Wednesday, February 7, 2024

Mr. Fixit (and Mr. Broke-it!)

Turns out, washing machines don't like nails going through the pump.  Funny, that.

Mark got some new sleepware on sale at Walmart and decided to wash them first.  He put them in our Maytag front-loader and halfway through the cycle, it beeps and gives a dreaded error code - E1 F9.

I look online and find this helpful video on how to clean the pump inlet filter.  It ain't hard to do, so I did it.  Found nothing but a shiny Roosevelt dime and some bits of debris - not a full-on clog like in the video.

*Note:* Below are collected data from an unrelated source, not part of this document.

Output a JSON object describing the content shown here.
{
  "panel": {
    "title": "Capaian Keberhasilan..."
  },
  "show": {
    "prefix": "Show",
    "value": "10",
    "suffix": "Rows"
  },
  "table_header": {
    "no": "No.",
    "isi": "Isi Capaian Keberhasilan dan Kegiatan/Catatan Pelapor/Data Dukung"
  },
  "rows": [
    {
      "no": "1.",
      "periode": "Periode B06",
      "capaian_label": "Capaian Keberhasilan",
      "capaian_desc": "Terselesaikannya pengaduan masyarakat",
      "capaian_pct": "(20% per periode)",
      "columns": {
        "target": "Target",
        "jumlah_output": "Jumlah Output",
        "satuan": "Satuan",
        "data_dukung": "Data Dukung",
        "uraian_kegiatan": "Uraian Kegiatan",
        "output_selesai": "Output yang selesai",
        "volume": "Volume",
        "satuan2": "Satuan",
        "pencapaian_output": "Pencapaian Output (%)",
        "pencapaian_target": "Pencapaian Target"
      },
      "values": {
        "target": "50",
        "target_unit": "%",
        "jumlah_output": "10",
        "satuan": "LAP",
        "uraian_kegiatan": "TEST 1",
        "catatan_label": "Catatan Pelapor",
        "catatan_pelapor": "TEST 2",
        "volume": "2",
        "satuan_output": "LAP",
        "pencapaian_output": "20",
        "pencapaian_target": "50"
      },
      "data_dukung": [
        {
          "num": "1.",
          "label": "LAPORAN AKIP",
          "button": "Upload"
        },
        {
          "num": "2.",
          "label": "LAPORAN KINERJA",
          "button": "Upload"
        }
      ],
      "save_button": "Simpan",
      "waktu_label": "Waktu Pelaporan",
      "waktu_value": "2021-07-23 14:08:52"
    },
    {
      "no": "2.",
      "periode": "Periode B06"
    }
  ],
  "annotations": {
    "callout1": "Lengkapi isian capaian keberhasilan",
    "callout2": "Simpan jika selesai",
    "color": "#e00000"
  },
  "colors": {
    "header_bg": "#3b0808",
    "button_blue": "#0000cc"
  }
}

Problem is, the door was locked, so our new clothes are being held hostage.  So I plug it back in and play around and it unlocks.  Whoo-wee!  So I decide to re-start the cycle and it gives a new error code - E1 F9.  Is it the pressure sensor?  Clogged pressure sensor tube?  Bad control board?  Oh, and the door is locked again and our laundry held hostage.

Once again, to the Internets and we find another helpful video regarding this code.  Something is preventing the machine from pumping out water!  Bad pump?  Clogged filter?  Clogged discharge line?  I play around with the "diagnostic mode" and find this helpful document on how to enter diagnostic mode as well as how to run the C0 tests.  Intersting stuff, but my machine balks at going beyond C0.  Then I notice the pump is so hot it burns my hand.  And it buzzes instead of pumping.

Four screws, two plugs and one hose and the whole thing pops out!

Mr. See suggests removing the entire pump assembly as it is held in place with four screws.  Once removed, I take it to the workbench and remove six screws holding the impeller and motor assembly to the housing.  By the way, this stuff is all plastic and the motor is laughably tiny - with two thin wires feeding it power!.  I pull the pump apart and...

...the tiny nail shown above pops out.


A couple of months ago I was on the roof of the studio pressure washing the trim and I found a few trim nails had "popped."  So I put a handful in my pocket and replaced them.  Later, I put the jeans in the wash and forgot about the nails until it started clanking.  In horror, I opened the door and found a few nails in the drum and more under the "seal" by the door.  Dodged a bullet there, right?

Well, yea, except for this one nail!  It went right through the "filter" (which is more of a coarse screen of 1/4" holes in a plastic dingus).  We put the whole thing back together and - knock wood - it works! I put some silicone on the rubber seals and it doesn't appear to be leaking.  I put a towel down just in case,  I ran it for one cycle - now to reinstall the back cover and put the laundry room back together!

 An hour or so of my time was all it cost.  A service call would be at least $125 to come out, plus $125 and hour, plus parts (and no doubt they would have replaced the entire pump assembly).  For a washing machine that cost $900 (with pedestals), spending a few hundred to fix it seems dumb.  You might as well buy a new one.

What was scary is how much of the thing is made of plastic.  Now, as an Engineer, I am not anti-plastic.  It can work well.  But I assumed the water pump was this big metal thing with ten-gauge wires feeding it, not some tiny thing the size of a two decks of cards, with 18 gauge (maybe 20!) feeding it.

I suspect this will not be the last time I have to take this apart.

It pays to be handy!  Particularly when you are prone to breaking things.

UPDATE:  Some have chastised me for criticizing Whirlpool quality.  Far from it!  While everything is made of plastic these days, that is not always a bad thing.  This washer was very easy to service and the entire pump assembly can be removed with four screws.  I feel confident that if I break it again, I can take it apart and fix it.  And our KitchenAid (Whirlpool) refrigerator is going strong after 18 years - with a new (used) control board from eBay (that took two minutes to install!).  18 years is three years longer than design life!